Bias may be introduced during the selection itself – for example, volunteer bias might skew the sample towards people with free time who are interested in taking part. Or bias may be part and parcel of the way categories for the quotas are selected by researchers.
Quota sampling example:
Anna works at a school. She has chosen to run a study using non probability sampling methods because she has a small amount of time and a very tight budget. She wants to learn about how cold homes affect children’s learning outcomes. She takes her sample from the subset of the children at her school who qualify for the National School Lunch Program, since this is allocated on the basis of family income.
3. Purposive sampling or judgement sampling
In judgement sampling, participants for the sample are chosen consciously by researchers based on their knowledge and understanding of the research question at hand or their goals.

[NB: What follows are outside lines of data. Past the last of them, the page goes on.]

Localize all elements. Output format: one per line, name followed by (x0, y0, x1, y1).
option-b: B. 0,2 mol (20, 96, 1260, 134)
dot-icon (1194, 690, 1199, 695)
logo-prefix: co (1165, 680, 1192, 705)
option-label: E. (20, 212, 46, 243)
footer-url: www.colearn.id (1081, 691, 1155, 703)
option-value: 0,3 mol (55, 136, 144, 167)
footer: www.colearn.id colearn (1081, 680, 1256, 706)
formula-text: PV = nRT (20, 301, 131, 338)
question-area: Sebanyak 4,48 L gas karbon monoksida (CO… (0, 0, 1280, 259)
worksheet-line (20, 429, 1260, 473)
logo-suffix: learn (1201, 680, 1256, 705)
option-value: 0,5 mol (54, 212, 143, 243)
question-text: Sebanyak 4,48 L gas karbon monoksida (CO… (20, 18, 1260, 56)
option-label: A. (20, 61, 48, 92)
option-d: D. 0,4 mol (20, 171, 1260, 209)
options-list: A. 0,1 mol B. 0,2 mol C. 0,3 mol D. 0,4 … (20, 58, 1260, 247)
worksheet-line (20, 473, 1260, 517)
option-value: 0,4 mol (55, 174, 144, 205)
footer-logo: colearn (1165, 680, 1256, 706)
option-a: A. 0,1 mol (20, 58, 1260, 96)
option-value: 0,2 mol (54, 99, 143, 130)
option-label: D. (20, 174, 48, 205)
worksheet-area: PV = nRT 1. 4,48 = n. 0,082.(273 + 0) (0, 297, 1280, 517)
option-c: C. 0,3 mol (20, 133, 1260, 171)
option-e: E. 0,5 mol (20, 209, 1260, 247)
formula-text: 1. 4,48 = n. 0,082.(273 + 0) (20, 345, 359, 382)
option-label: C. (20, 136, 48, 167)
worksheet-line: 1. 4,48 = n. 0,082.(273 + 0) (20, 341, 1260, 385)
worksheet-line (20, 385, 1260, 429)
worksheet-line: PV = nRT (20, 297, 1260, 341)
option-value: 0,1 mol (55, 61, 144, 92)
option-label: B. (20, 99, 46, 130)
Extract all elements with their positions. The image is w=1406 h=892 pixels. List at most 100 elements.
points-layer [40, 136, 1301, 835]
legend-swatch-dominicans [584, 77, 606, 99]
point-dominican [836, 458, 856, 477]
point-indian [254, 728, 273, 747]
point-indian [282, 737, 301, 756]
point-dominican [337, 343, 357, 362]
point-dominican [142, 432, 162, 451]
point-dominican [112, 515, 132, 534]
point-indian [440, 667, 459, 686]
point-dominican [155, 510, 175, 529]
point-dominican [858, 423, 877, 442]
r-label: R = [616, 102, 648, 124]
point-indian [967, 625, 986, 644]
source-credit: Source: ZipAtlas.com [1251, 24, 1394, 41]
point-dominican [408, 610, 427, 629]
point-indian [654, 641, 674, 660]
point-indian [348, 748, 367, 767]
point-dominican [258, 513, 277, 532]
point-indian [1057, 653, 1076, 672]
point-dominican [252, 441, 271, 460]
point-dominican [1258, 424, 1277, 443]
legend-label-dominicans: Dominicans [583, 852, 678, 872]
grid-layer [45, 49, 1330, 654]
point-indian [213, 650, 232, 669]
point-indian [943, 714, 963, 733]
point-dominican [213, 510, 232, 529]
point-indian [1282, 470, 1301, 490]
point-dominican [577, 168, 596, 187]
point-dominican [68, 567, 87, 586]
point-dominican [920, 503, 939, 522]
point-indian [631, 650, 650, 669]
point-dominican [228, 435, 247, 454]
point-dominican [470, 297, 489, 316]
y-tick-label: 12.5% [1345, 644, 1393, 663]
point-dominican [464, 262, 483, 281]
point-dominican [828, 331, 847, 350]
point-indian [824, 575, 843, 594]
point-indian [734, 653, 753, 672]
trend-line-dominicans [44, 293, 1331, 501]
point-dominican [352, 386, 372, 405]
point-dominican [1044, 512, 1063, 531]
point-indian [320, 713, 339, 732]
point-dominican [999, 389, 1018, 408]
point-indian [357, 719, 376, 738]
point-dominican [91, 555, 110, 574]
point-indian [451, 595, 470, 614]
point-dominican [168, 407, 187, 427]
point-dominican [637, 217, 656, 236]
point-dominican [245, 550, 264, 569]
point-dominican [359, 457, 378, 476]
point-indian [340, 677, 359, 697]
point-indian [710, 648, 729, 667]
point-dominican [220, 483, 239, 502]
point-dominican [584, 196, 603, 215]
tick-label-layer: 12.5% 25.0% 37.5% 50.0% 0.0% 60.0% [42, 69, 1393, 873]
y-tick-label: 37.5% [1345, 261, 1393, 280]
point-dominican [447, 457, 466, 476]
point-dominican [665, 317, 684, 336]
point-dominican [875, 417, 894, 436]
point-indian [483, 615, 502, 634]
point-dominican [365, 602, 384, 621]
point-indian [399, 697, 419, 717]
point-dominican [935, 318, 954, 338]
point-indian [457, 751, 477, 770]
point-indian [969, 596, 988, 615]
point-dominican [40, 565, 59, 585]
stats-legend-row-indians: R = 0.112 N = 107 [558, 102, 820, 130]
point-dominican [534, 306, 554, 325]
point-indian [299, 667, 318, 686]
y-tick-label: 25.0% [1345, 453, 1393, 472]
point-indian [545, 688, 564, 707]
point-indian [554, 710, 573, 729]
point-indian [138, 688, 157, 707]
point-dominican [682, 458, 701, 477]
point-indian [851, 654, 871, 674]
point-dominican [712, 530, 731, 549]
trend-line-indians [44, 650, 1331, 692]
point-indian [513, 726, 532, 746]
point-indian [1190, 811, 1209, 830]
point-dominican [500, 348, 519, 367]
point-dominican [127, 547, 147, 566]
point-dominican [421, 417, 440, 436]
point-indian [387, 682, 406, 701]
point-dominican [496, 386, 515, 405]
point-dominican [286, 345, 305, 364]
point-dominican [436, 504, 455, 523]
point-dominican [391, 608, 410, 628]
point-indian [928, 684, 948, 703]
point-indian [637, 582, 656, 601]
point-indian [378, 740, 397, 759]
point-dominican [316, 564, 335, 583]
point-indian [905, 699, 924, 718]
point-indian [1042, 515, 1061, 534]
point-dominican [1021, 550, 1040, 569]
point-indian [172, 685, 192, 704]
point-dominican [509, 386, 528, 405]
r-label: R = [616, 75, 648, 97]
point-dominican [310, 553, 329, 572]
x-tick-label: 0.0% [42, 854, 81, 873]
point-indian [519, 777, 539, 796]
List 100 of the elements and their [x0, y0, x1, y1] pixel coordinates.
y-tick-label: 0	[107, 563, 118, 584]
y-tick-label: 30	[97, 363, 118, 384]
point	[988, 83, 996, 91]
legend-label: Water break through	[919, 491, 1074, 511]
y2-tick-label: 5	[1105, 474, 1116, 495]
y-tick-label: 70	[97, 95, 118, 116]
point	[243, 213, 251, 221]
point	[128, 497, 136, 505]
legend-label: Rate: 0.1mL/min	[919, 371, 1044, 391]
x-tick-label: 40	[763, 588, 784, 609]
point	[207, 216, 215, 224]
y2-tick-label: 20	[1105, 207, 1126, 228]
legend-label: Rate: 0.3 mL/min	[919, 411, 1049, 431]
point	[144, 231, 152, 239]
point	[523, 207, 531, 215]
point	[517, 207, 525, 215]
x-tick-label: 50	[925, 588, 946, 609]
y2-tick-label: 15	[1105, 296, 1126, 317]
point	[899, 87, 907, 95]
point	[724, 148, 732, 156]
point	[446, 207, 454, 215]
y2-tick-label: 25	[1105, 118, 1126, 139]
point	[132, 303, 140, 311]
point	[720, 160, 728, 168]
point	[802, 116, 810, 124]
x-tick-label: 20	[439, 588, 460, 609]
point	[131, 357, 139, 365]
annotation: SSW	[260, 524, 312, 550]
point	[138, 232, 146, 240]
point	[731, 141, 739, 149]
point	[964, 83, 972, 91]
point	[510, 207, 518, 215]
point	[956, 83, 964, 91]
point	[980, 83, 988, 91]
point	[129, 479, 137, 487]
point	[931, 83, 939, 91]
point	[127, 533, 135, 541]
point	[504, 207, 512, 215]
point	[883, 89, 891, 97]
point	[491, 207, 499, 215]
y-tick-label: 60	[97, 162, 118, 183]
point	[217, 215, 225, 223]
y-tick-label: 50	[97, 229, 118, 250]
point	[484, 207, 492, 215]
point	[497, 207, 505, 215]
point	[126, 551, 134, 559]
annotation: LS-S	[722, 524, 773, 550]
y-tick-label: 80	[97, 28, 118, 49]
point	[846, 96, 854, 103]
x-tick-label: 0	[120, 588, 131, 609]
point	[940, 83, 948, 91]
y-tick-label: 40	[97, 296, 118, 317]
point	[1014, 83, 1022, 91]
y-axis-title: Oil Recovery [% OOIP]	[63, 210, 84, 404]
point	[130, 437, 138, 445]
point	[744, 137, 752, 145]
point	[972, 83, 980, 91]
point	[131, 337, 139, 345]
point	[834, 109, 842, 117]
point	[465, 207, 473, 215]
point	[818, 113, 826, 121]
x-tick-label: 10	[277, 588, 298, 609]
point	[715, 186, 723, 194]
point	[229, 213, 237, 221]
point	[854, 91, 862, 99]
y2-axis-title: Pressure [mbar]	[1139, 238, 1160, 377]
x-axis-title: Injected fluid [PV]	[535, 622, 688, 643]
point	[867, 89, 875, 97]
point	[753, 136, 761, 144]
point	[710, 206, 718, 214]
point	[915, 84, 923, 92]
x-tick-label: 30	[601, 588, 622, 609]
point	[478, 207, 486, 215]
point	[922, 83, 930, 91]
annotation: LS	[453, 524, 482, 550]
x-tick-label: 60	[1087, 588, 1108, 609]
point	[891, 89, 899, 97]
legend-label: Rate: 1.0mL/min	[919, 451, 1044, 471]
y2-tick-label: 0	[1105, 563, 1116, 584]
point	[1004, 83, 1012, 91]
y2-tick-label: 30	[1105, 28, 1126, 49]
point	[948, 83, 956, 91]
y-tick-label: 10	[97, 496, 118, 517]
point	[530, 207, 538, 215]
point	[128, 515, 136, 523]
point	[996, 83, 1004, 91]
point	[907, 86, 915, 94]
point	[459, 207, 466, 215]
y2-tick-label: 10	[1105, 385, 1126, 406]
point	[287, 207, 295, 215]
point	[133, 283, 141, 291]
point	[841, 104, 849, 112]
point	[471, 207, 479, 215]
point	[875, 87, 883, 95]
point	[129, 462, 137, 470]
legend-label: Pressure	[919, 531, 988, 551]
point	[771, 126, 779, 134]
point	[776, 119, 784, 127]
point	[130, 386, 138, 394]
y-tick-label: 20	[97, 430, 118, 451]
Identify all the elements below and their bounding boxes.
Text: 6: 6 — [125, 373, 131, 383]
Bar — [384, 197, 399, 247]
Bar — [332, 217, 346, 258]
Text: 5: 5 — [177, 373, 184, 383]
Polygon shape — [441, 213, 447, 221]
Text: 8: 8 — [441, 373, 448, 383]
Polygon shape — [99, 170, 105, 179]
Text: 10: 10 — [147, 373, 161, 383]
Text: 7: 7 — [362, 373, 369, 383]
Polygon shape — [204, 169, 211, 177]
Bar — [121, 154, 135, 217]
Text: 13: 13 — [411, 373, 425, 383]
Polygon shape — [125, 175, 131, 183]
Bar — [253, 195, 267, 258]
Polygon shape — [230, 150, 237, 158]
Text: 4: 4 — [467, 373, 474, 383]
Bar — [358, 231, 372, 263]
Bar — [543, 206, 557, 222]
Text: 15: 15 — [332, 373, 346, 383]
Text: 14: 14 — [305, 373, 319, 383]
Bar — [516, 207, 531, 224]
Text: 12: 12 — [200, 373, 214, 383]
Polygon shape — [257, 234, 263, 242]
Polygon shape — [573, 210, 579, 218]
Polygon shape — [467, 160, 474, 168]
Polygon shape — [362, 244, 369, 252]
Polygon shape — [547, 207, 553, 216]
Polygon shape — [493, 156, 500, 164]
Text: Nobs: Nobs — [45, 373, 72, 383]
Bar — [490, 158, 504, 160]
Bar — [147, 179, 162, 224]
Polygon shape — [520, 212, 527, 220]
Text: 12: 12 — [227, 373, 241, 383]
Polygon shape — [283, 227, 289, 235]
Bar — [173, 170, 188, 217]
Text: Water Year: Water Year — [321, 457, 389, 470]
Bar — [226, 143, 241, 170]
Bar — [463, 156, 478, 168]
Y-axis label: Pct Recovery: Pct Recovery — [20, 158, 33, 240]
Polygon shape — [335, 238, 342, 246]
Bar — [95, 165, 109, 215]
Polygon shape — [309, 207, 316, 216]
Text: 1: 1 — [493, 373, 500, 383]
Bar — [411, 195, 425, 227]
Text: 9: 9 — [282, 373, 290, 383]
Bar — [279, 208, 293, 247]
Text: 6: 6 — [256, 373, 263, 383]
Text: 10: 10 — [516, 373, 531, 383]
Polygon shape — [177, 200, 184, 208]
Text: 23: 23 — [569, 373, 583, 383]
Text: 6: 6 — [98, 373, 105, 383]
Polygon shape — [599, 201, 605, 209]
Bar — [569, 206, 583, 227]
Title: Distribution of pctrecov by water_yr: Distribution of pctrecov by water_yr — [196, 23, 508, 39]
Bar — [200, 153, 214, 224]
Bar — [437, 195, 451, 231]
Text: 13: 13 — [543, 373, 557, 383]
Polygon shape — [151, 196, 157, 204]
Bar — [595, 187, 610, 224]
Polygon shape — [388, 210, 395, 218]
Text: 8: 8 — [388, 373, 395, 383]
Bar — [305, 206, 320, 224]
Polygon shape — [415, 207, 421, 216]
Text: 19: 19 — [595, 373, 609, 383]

This technique is unlikely to result in a representative sample, but it is a quick and fairly easy way to get a range of results or responses.
Purposive sampling example:
Angela is a specialised nutritionist working with veterans in her state. She is interested in learning how many years living with a strict external meal schedule affects eating habits in later life. In order to carry out her study, she needs to use her expert knowledge to choose participants who have had these experiences and are able to describe their hunger cues. Because of this, and because the number of people available is too small for probability sampling techniques, Angela picks participants by hand to take part in her research.
4. Snowball sampling or referral sampling
With this approach, people recruited to be part of a sample are asked to invite those they know to take part, who are then asked to invite their friends and family and so on. The participation radiates through a community of connected individuals like a snowball rolling downhill.
This method can be helpful when the researcher doesn’t know very much about the target population and has no easy way to contact or access them. However it will introduce bias, for example by missing out isolated members of a community or skewing towards certain age or interest groups who recruit amongst themselves.
Snowball sampling example:
Christian is interested in researching the lives of people who live off-grid via a survey. He can’t use the internet to recruit his participants, and he knows there are relatively few of them within the larger population. Finding them himself will be time consuming. However, he does know one person at his church who is part of an off-grid community that communicates through letters. He contacts this person and asks him if he will help distribute the survey to anyone who might be interested. Christian’s study uses snowball sampling as it’s the sampling method most likely to give him access to his research population.
Avoid or reduce sampling errors and bias
Using a sample is a kind of short-cut. If you could ask every single person in a population to take part in your study and have each of them reply, you’d have a highly accurate (and very labor-intensive) project on your hands.
But since that’s not realistic, sampling offers a “good-enough” solution that sacrifices some accuracy for the sake of practicality and ease. How much accuracy you lose out on depends on how well you control for sampling error, non-sampling error, and bias in your survey design. Hopefully, our blog post helps you to steer clear of some of these issues.